The Long Goodbye - Continued
Two of this year’s Academy Award nominations will have a very poignant significance for Hollywood movie makers.
Many of the stars who once graced the silver screen, amongst them Ronald Regan, Charlton Heston, Peter Falk, Charles Bronson and Rita Hayworth, all succumbed to Alzheimer’s.
Actor Julianne Moore and singer Glen Campbell are strong chances to pick up Oscars this year for films in which the insidious disease is the theme. Moore has been nominated as Best Actress for her performance as a 50 year old linguistics professor suffering from early onset Alzheimer’s in ‘Still Alice’.

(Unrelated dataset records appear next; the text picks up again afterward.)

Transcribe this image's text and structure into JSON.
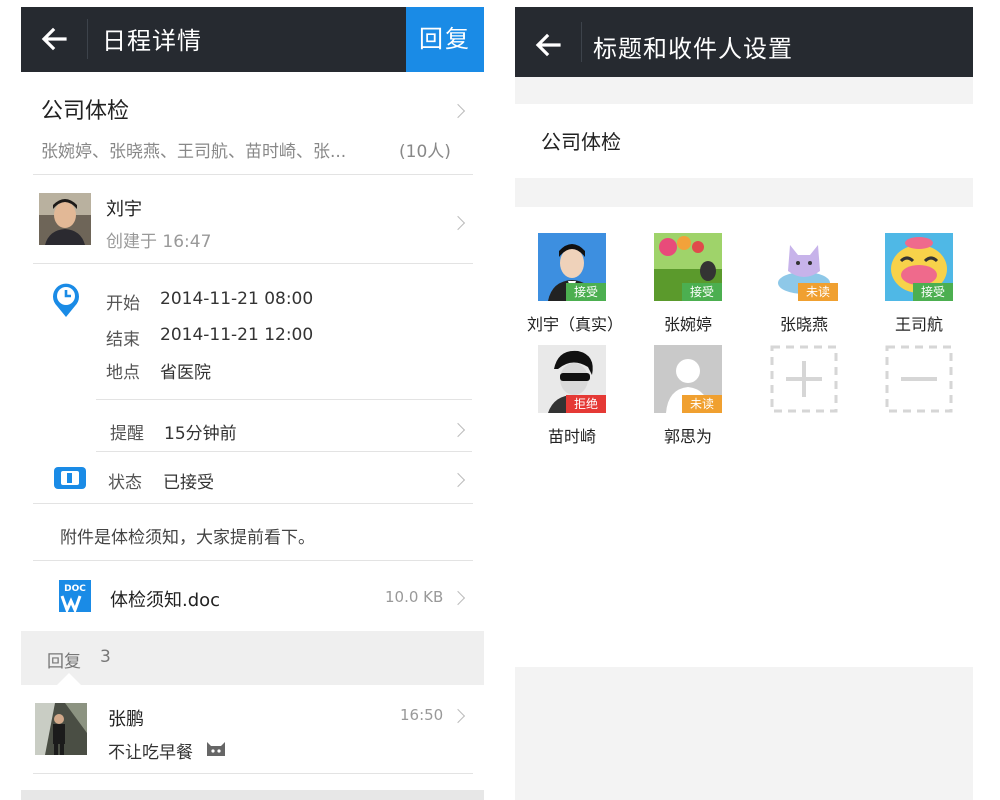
{
  "left": {
    "title": "日程详情",
    "reply_button": "回复",
    "event_title": "公司体检",
    "participants": "张婉婷、张晓燕、王司航、苗时崎、张...",
    "participant_count": "(10人)",
    "creator_name": "刘宇",
    "created_at": "创建于 16:47",
    "start_label": "开始",
    "start_value": "2014-11-21 08:00",
    "end_label": "结束",
    "end_value": "2014-11-21 12:00",
    "location_label": "地点",
    "location_value": "省医院",
    "reminder_label": "提醒",
    "reminder_value": "15分钟前",
    "status_label": "状态",
    "status_value": "已接受",
    "note": "附件是体检须知，大家提前看下。",
    "attachment_name": "体检须知.doc",
    "attachment_size": "10.0 KB",
    "attachment_icon_text": "DOC",
    "replies_label": "回复",
    "replies_count": "3",
    "reply": {
      "author": "张鹏",
      "time": "16:50",
      "text": "不让吃早餐"
    }
  },
  "right": {
    "title": "标题和收件人设置",
    "subject": "公司体检",
    "recipients": [
      {
        "name": "刘宇（真实）",
        "status": "接受",
        "status_color": "#4caf50"
      },
      {
        "name": "张婉婷",
        "status": "接受",
        "status_color": "#4caf50"
      },
      {
        "name": "张晓燕",
        "status": "未读",
        "status_color": "#f0a030"
      },
      {
        "name": "王司航",
        "status": "接受",
        "status_color": "#4caf50"
      },
      {
        "name": "苗时崎",
        "status": "拒绝",
        "status_color": "#e53935"
      },
      {
        "name": "郭思为",
        "status": "未读",
        "status_color": "#f0a030"
      }
    ]
  },
  "colors": {
    "topbar": "#262a30",
    "accent": "#1a8be6"
  }
}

Singer/actor Glen Campbell, now 78 and suffering stage six Alzheimer’s, is in the running to take out the Oscar for Best Original Song.
Glen’s heartfelt song, and final studio recording, ‘I’m Not Gonna Miss You’ features in the documentary ‘Glen Campbell...I'll Be Me’. The film centres on Campbell's struggles with Alzheimer's disease and documents his farewell tour. The Washington Post described it as “an elevating experience, inviting the audience to bear witness to Campbell’s courage, humour and spiritual strength. His story may make for a tough movie, but it’s an important and triumphant one, as well."
Early last year when he composed and recorded the song, Glen wrote on his blog…
“This might just be the most difficult post I have ever written here. To see someone you love forget themselves and forget everything around them, while slow degenerating, is a dark place I would not wish on anyone. In the same breath, we ALL need to talk about this condition more, and a song like this will incite the needed discussions.”
For the tens of thousands of people throughout the world who care for Alzheimer’s patients, the opening lines of the song will be tragically profound, “I’m still here but yet I’m gone”.